Not sure if it's an official list...
But if you’ve been married long enough…
you’ve felt them.
Okay, let's do a crash course:
Honeymoon phase - where everything feels easy.
Love flows with little to no effort.
Reality check - Where the differences begin to show up.
We realize we didn’t marry our clone.
Power struggle - This is where/when tension rises.
Now it’s not just love... it’s about control, expectations, and “my way vs your way.”
Adjustment / Stability - This is where something has to shift.
We stop trying to win... and start trying to understand.
Commitment - It gets beautiful again, you choose each other, intentionally.
It is not based on feeling, but on decision.
Legacy / Acceptance - Here, we have settled into “us.”
It's still not perfect... but deeply rooted.
For many married couples:
They celebrate phase 1.
They survive phase 2.
But get stuck in stage 3.
Because stage 3...
the power struggle...
is where things get real.
This is where love is tested.
Not by romance…
but by resistance.
Two people...
with differing perspectives...
from two upbringings...
having two separate expectations.
All trying to coexist... without losing themselves.
Truth is:
Many marriages don’t break because there is no love.
They break because they never get past this stage.
Because power struggle demands something most people avoid.
Change.
Not from the other person.
From you.
And that’s where stage 4 comes in.
Adjustment.
Stage 4 is not where everything becomes perfect.
It’s where everything becomes intentional.
You start to see patterns.
Not just in your spouse...
but in yourself.
You start to realize:
Not every disagreement is a threat.
Not every difference needs to be corrected.
Not every moment requires control.
AND you begin to adjust.
How you speak.
How you listen.
How you respond.
Because you have realized that the goal is not to win but to make this work.
Philippians 2:3 says,
“Do nothing out of selfish ambition… but in humility consider others above yourselves.”
That, ladies and gentlemen, is adjustment.
It’s choosing to lean in...
when you’d rather pull away.
Choosing to understand…
when you’d rather defend.
Choosing to soften…
when you’d rather prove a point.
Adjustment phase is not automatic.
So how do you get there?
First... you slow down.
Not every reaction deserves expression.
James 1:19 reimnds us to be quick to listen, but slow to speak
Second... you become aware.
You start seeing how you also fuel the current state of things.
Third... you choose consistency over intensity.
Through consistent small acts that build the marriage
Big gestures don’t build stability.
Small, repeated choices do.
Fourth... you let go of control.
Not everything has to go your way
for the marriage to work.
My wife likes to call this "choose your battles"
And finally... you stay.
Not passively.
But intentionally.
Because adjustment takes time.
And this is where many miss it.
We want the peace of stage 4…
without the patience it takes to get there.
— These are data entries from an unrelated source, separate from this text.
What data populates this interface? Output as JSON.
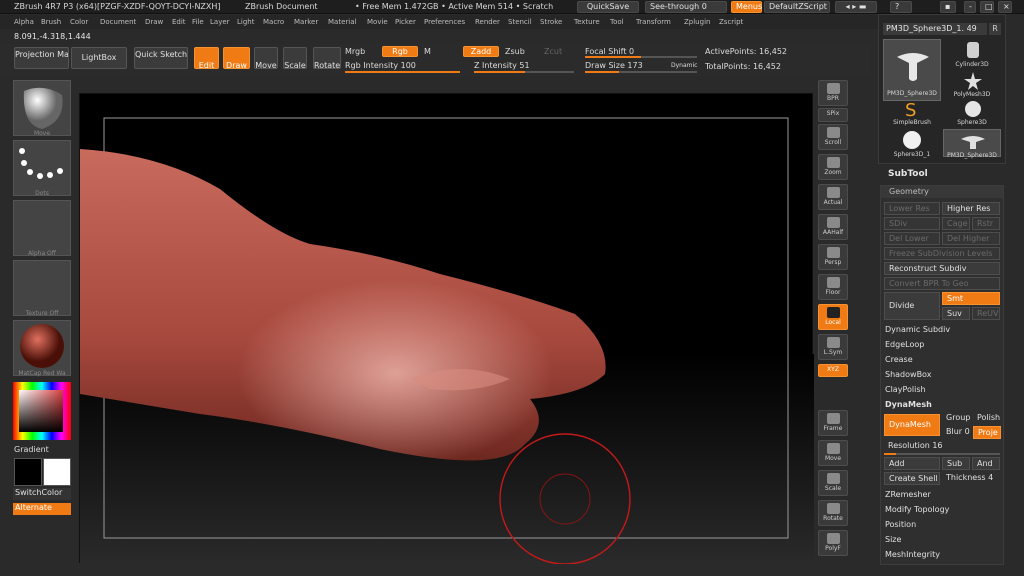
{
  "title": {
    "app": "ZBrush 4R7 P3 (x64)[PZGF-XZDF-QOYT-DCYI-NZXH]",
    "doc": "ZBrush Document",
    "mem": "• Free Mem 1.472GB • Active Mem 514 • Scratch",
    "quicksave": "QuickSave",
    "seethrough": "See-through  0",
    "menus": "Menus",
    "script": "DefaultZScript"
  },
  "menu": [
    "Alpha",
    "Brush",
    "Color",
    "Document",
    "Draw",
    "Edit",
    "File",
    "Layer",
    "Light",
    "Macro",
    "Marker",
    "Material",
    "Movie",
    "Picker",
    "Preferences",
    "Render",
    "Stencil",
    "Stroke",
    "Texture",
    "Tool",
    "Transform",
    "Zplugin",
    "Zscript"
  ],
  "coords": "8.091,-4.318,1.444",
  "shelf": {
    "projection_master": "Projection Master",
    "lightbox": "LightBox",
    "quick_sketch": "Quick Sketch",
    "edit": "Edit",
    "draw": "Draw",
    "move": "Move",
    "scale": "Scale",
    "rotate": "Rotate",
    "mrgb": "Mrgb",
    "rgb": "Rgb",
    "m": "M",
    "rgb_intensity": "Rgb Intensity 100",
    "zadd": "Zadd",
    "zsub": "Zsub",
    "zcut": "Zcut",
    "z_intensity": "Z Intensity 51",
    "focal_shift": "Focal Shift 0",
    "draw_size": "Draw Size 173",
    "dynamic": "Dynamic",
    "active_points": "ActivePoints: 16,452",
    "total_points": "TotalPoints: 16,452"
  },
  "left": {
    "move": "Move",
    "dots": "Dots",
    "alpha_off": "Alpha Off",
    "texture_off": "Texture Off",
    "matcap": "MatCap Red Wa",
    "gradient": "Gradient",
    "switchcolor": "SwitchColor",
    "alternate": "Alternate"
  },
  "rightbar": [
    "BPR",
    "SPix",
    "Scroll",
    "Zoom",
    "Actual",
    "AAHalf",
    "Persp",
    "Floor",
    "Local",
    "L.Sym",
    "XYZ",
    "Frame",
    "Move",
    "Scale",
    "Rotate",
    "PolyF"
  ],
  "tools": {
    "current": "PM3D_Sphere3D_1. 49",
    "r": "R",
    "items": [
      "PM3D_Sphere3D",
      "Cylinder3D",
      "SimpleBrush",
      "PolyMesh3D",
      "Sphere3D_1",
      "Sphere3D",
      "PM3D_Sphere3D"
    ]
  },
  "subtool": "SubTool",
  "geometry": {
    "header": "Geometry",
    "lower_res": "Lower Res",
    "higher_res": "Higher Res",
    "sdiv": "SDiv",
    "cage": "Cage",
    "rstr": "Rstr",
    "del_lower": "Del Lower",
    "del_higher": "Del Higher",
    "freeze": "Freeze SubDivision Levels",
    "reconstruct": "Reconstruct Subdiv",
    "convert": "Convert BPR To Geo",
    "divide": "Divide",
    "smt": "Smt",
    "suv": "Suv",
    "reuv": "ReUV",
    "dynamic_subdiv": "Dynamic Subdiv",
    "edgeloop": "EdgeLoop",
    "crease": "Crease",
    "shadowbox": "ShadowBox",
    "claypolish": "ClayPolish",
    "dynamesh_header": "DynaMesh",
    "dynamesh_btn": "DynaMesh",
    "group": "Group",
    "polish": "Polish",
    "blur": "Blur 0",
    "project": "Proje",
    "resolution": "Resolution 16",
    "add": "Add",
    "sub": "Sub",
    "and": "And",
    "create_shell": "Create Shell",
    "thickness": "Thickness 4",
    "zremesher": "ZRemesher",
    "modify_topology": "Modify Topology",
    "position": "Position",
    "size": "Size",
    "meshintegrity": "MeshIntegrity"
  },
  "colors": {
    "accent": "#f07a14",
    "bg": "#2a2a2a",
    "canvas": "#000000",
    "mesh": "#b5564a"
  }
}
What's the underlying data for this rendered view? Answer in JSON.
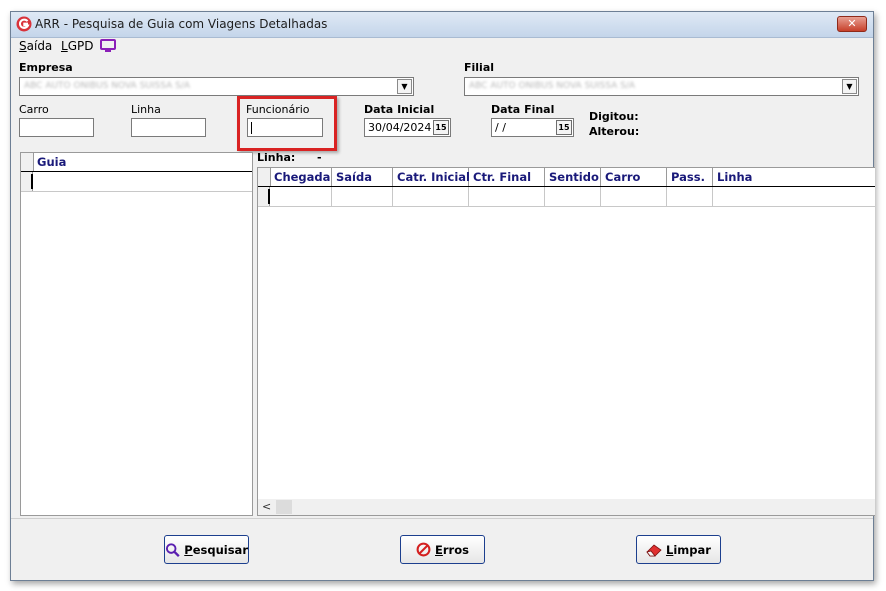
{
  "window": {
    "title": "ARR - Pesquisa de Guia com Viagens Detalhadas",
    "close_icon": "close-icon"
  },
  "menu": {
    "items": [
      {
        "accel": "S",
        "rest": "aída"
      },
      {
        "accel": "L",
        "rest": "GPD"
      }
    ],
    "tv_icon": "monitor-icon"
  },
  "empresa": {
    "label": "Empresa",
    "value": "ABC AUTO ONIBUS NOVA SUISSA S/A"
  },
  "filial": {
    "label": "Filial",
    "value": "ABC AUTO ONIBUS NOVA SUISSA S/A"
  },
  "carro": {
    "label": "Carro",
    "value": ""
  },
  "linha": {
    "label": "Linha",
    "value": ""
  },
  "funcionario": {
    "label": "Funcionário",
    "value": ""
  },
  "data_inicial": {
    "label": "Data Inicial",
    "value": "30/04/2024",
    "btn": "15"
  },
  "data_final": {
    "label": "Data Final",
    "value": " / /",
    "btn": "15"
  },
  "digitou": {
    "label": "Digitou:"
  },
  "alterou": {
    "label": "Alterou:"
  },
  "linha_info": {
    "label": "Linha:",
    "value": "-"
  },
  "guia_grid": {
    "columns": [
      "Guia"
    ]
  },
  "viagens_grid": {
    "columns": [
      "Chegada",
      "Saída",
      "Catr. Inicial",
      "Ctr. Final",
      "Sentido",
      "Carro",
      "Pass.",
      "Linha"
    ]
  },
  "buttons": {
    "pesquisar": {
      "accel": "P",
      "rest": "esquisar"
    },
    "erros": {
      "accel": "E",
      "rest": "rros"
    },
    "limpar": {
      "accel": "L",
      "rest": "impar"
    }
  },
  "colors": {
    "header_text": "#1a1a7a",
    "highlight": "#d92323",
    "button_border": "#1c3f8e"
  }
}
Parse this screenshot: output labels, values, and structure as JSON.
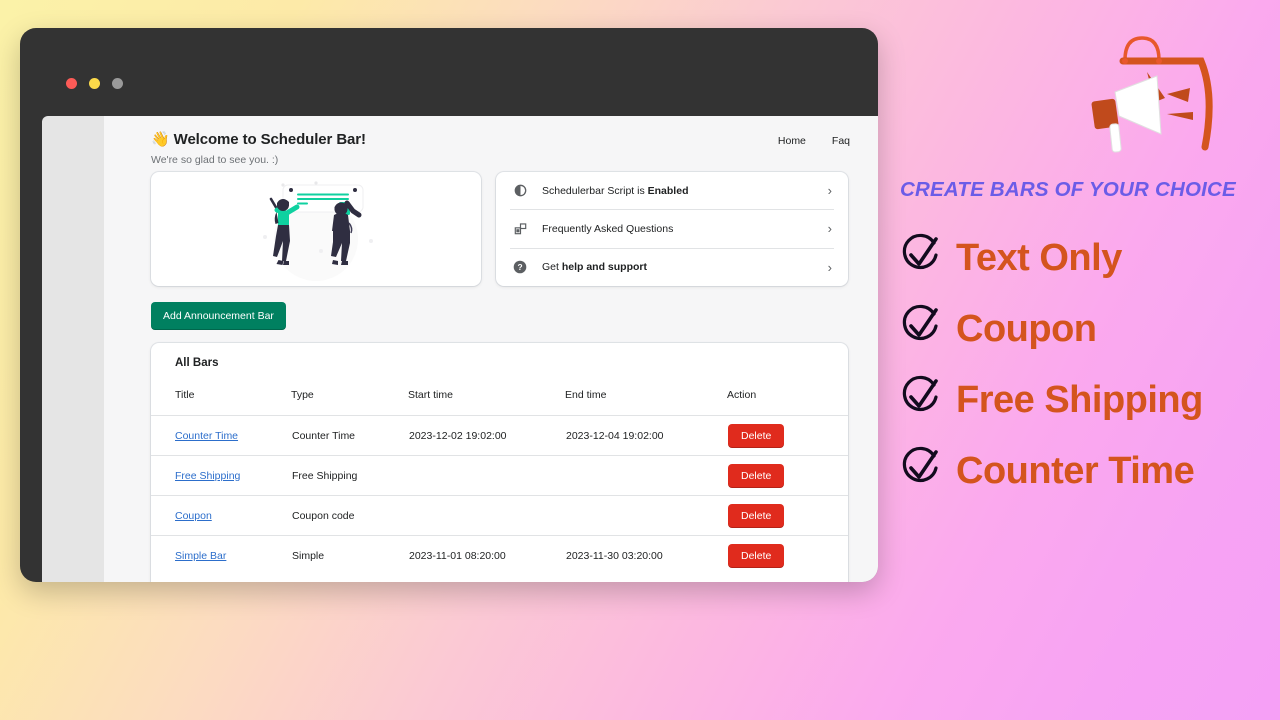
{
  "window": {
    "dots": [
      "close",
      "minimize",
      "maximize"
    ]
  },
  "header": {
    "wave_emoji": "👋",
    "title": "Welcome to Scheduler Bar!",
    "subtitle": "We're so glad to see you. :)",
    "nav": [
      {
        "label": "Home"
      },
      {
        "label": "Faq"
      }
    ]
  },
  "info_card": {
    "rows": [
      {
        "icon": "toggle-icon",
        "text_prefix": "Schedulerbar Script is ",
        "text_bold": "Enabled",
        "text_suffix": ""
      },
      {
        "icon": "faq-blocks-icon",
        "text_prefix": "Frequently Asked Questions",
        "text_bold": "",
        "text_suffix": ""
      },
      {
        "icon": "question-circle-icon",
        "text_prefix": "Get ",
        "text_bold": "help and support",
        "text_suffix": ""
      }
    ],
    "chevron": "›"
  },
  "actions": {
    "add_bar_label": "Add Announcement Bar"
  },
  "table": {
    "title": "All Bars",
    "columns": [
      "Title",
      "Type",
      "Start time",
      "End time",
      "Action"
    ],
    "delete_label": "Delete",
    "rows": [
      {
        "title": "Counter Time",
        "type": "Counter Time",
        "start_time": "2023-12-02 19:02:00",
        "end_time": "2023-12-04 19:02:00"
      },
      {
        "title": "Free Shipping",
        "type": "Free Shipping",
        "start_time": "",
        "end_time": ""
      },
      {
        "title": "Coupon",
        "type": "Coupon code",
        "start_time": "",
        "end_time": ""
      },
      {
        "title": "Simple Bar",
        "type": "Simple",
        "start_time": "2023-11-01 08:20:00",
        "end_time": "2023-11-30 03:20:00"
      }
    ]
  },
  "promo": {
    "heading": "CREATE BARS OF YOUR CHOICE",
    "art": "megaphone-shopping-bag-illustration",
    "items": [
      {
        "icon": "check-circle-icon",
        "label": "Text Only"
      },
      {
        "icon": "check-circle-icon",
        "label": "Coupon"
      },
      {
        "icon": "check-circle-icon",
        "label": "Free Shipping"
      },
      {
        "icon": "check-circle-icon",
        "label": "Counter Time"
      }
    ]
  },
  "colors": {
    "primary_green": "#008060",
    "danger_red": "#e02b1d",
    "link_blue": "#2c6ecb",
    "promo_heading": "#6b5ce7",
    "promo_label": "#d4541e"
  }
}
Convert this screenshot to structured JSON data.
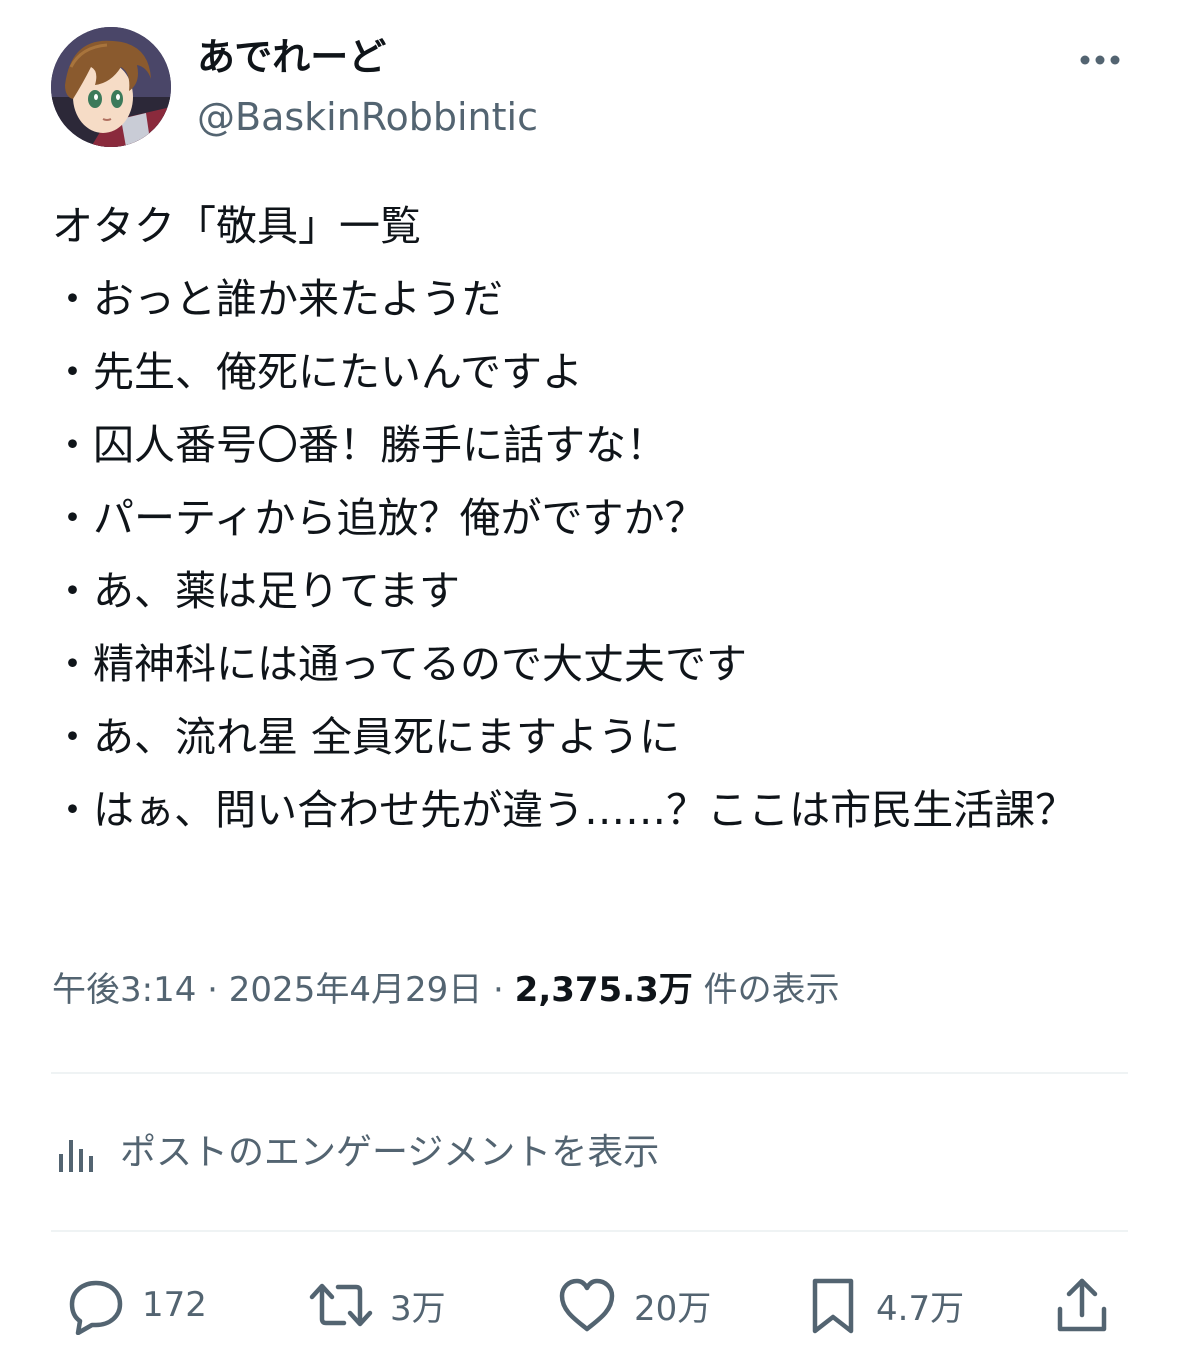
{
  "author": {
    "display_name": "あでれーど",
    "handle": "@BaskinRobbintic"
  },
  "tweet": {
    "text": "オタク「敬具」一覧\n・おっと誰か来たようだ\n・先生、俺死にたいんですよ\n・囚人番号〇番！勝手に話すな！\n・パーティから追放？俺がですか？\n・あ、薬は足りてます\n・精神科には通ってるので大丈夫です\n・あ、流れ星 全員死にますように\n・はぁ、問い合わせ先が違う……？ここは市民生活課？",
    "time": "午後3:14",
    "separator": "·",
    "date": "2025年4月29日",
    "views_count": "2,375.3万",
    "views_label": "件の表示"
  },
  "engagement": {
    "label": "ポストのエンゲージメントを表示"
  },
  "actions": {
    "reply_count": "172",
    "retweet_count": "3万",
    "like_count": "20万",
    "bookmark_count": "4.7万"
  },
  "icons": {
    "avatar": "anime-character-avatar",
    "more": "more-horizontal-icon",
    "engagement": "bar-chart-icon",
    "reply": "speech-bubble-icon",
    "retweet": "retweet-arrows-icon",
    "like": "heart-icon",
    "bookmark": "bookmark-icon",
    "share": "share-upload-icon"
  },
  "colors": {
    "text_primary": "#0f1419",
    "text_secondary": "#536471",
    "divider": "#eff3f4"
  }
}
Remember: stability is not found.
It is built.
And what you build here... in this 4th stage,
is what carries you into commitment.
Into legacy.
Into something deeper than what you started with.
So if you are currently in the tension...
Don’t panic.
Don’t assume something is broken beyond repair.
You might just be in the stage
that requires the most from you...
before it gives the most to you.
Because on the other side of power struggle...
is not perfection.
It’s partnership.
And that... is worth the work.
👣 Be Better. 💛 Love Better. 🙌🏾 Do Better. 💍Marriage Works.